Because of the spectacle, for one week each year Park City becomes the hub for the entertainment world. With the cluster of marquee names in town, there is always a flurry of stories to come out. One of the biggest this year started long before anyone arrived in Utah. Director Kevin Smith was making headlines before 2011 even dawned due to the promise of auctioning off his newest effort Red State, a horror movie about right wing fundamentalists and horny teenagers, at its festival screening. He outlined the idea online:

"Here's something that's not so much news as my stated intentions for RED STATE: if it gets into Sundance, my plan is to pick the RED STATE distributor right there -- IN THE ROOM -- auction style. Might even bring up a professional auctioneer to make it fun and unintelligible. And if you're a multi-millionaire who can't make it to the first screening of RED STATE, fear not: maybe we'll set up an eBay page for the post-screening bid-calling as well."

With the exception of Cop Out, where he was basically a hired hand, and Mallrats, Smith has spent his entire career under the wing (or as some might say, iron fist) of the Weinstein brothers. Over the course of his career, Smith has seen modest returns on his films thanks to a rabid, devoted fan boy base. Nevertheless, he has become bitter and unhappy with his chosen industry. Much of his ire has been directed at the fact that film companies spend almost as much money to market a film as it does to produce it.

But his openness, which is what endeared him to many of his fans initially, has given away to pointing the fingers at everyone except himself. Even though his movies have been middling, at best, over the last few years, he seems to think that critics are too hard on his films. To promote Red State, don’t expect to see any articles with Smith -- he’s not doing any because the press gets information incorrect.

According to a message on his Twitter feed, Smith said, "I'm not press-junketing at all, anywhere… In fact, I'm not doing any press outside of maybe a business piece or 2 to help sell the flick if needed, & radio (LOTS of radio)."

However, how did word get out of about the auction? Well, of course it was picked up (I presume accurately) by the mainstream media. Smith’s well placed publicity stunt created a frenzy with many people anticipating the screening and the chaos that could follow. But it was for naught because the filmmaker ended up selling Red State to himself for $20.00. Again, the media has run with the story and information about his Red State U.S.A. Tour that kicks off in March. The most ironic part of his media blackout is that his wife is a former journalist with the USA Today.

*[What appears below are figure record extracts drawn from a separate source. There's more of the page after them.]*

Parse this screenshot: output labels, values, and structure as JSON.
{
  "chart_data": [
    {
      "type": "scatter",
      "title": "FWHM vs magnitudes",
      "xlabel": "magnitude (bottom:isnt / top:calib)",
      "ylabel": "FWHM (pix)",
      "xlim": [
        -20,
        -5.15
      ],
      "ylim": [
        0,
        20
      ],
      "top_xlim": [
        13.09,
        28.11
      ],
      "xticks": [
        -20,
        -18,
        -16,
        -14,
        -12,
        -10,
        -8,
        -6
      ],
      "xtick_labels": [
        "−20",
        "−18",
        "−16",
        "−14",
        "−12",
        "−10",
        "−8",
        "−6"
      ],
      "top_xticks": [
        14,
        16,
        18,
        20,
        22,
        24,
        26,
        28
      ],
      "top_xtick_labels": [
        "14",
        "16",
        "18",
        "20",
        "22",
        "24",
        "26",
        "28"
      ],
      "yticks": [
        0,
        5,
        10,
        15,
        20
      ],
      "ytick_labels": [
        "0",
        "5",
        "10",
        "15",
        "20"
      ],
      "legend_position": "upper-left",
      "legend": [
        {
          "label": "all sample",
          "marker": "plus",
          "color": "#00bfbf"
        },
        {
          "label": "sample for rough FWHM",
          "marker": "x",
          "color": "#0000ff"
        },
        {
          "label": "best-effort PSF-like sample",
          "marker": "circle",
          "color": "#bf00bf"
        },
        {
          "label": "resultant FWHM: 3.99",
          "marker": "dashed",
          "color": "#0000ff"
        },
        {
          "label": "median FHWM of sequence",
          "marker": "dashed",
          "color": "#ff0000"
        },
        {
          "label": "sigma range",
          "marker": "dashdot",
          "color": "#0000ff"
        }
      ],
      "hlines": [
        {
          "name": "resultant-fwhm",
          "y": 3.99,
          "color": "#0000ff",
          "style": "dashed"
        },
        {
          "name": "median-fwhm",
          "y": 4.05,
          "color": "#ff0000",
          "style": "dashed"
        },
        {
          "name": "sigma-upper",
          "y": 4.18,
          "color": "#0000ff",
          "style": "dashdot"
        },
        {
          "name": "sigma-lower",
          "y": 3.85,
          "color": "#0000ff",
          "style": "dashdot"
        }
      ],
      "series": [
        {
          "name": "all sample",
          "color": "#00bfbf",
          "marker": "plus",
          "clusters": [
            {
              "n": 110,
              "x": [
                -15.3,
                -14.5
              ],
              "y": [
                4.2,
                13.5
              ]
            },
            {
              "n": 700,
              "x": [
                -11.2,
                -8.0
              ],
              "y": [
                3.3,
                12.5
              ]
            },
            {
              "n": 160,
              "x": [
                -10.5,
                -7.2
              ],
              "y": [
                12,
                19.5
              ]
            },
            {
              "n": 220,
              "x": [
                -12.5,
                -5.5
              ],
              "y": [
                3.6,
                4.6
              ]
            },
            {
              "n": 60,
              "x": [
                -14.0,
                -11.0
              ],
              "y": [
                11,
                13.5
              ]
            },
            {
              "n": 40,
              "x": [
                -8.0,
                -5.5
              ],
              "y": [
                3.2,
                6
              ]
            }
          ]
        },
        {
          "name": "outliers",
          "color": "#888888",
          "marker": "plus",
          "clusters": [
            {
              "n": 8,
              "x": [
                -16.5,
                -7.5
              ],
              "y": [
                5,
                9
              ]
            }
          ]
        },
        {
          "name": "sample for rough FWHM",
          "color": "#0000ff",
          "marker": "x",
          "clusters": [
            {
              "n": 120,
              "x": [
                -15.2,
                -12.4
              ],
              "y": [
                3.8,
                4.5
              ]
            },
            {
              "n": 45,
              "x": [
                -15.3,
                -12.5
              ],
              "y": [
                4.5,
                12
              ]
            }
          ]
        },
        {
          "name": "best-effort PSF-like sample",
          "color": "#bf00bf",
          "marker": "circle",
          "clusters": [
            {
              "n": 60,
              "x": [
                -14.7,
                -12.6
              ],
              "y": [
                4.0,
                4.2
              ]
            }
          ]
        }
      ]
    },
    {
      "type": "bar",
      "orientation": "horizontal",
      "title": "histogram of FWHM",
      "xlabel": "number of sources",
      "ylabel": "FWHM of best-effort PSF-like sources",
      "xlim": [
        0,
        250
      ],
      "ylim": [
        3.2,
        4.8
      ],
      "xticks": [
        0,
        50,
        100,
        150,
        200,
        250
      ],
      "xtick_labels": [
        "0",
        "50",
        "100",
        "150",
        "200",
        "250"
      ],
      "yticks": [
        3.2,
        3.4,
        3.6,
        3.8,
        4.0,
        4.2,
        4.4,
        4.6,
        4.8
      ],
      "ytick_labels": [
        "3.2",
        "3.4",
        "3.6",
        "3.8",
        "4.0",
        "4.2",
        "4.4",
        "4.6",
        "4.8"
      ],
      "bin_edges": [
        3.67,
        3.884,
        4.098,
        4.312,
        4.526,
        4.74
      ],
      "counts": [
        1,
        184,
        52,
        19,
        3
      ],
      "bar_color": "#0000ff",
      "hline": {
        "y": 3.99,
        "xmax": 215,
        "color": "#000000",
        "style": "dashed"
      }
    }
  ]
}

Perhaps this whole plan might be better received if the word out of Park City about Red State wasn’t mixed at best. Hollywood and fans give auteurs plenty of rope because the products they release is worth the eccentricities. But Smith hasn’t quite lived up to the hype that early films like Clerks, Chasing Amy, and Dogma promised. Rather Smith comes across as a spoiled filmmaker who has an average gross $22.6 million dollars and feels that people should bend over and worship him. He’s already made an announcement that after one more film, he will be retiring from directing and it may not be a moment too soon because you can only bite the hand that feeds you so many times before it fights back.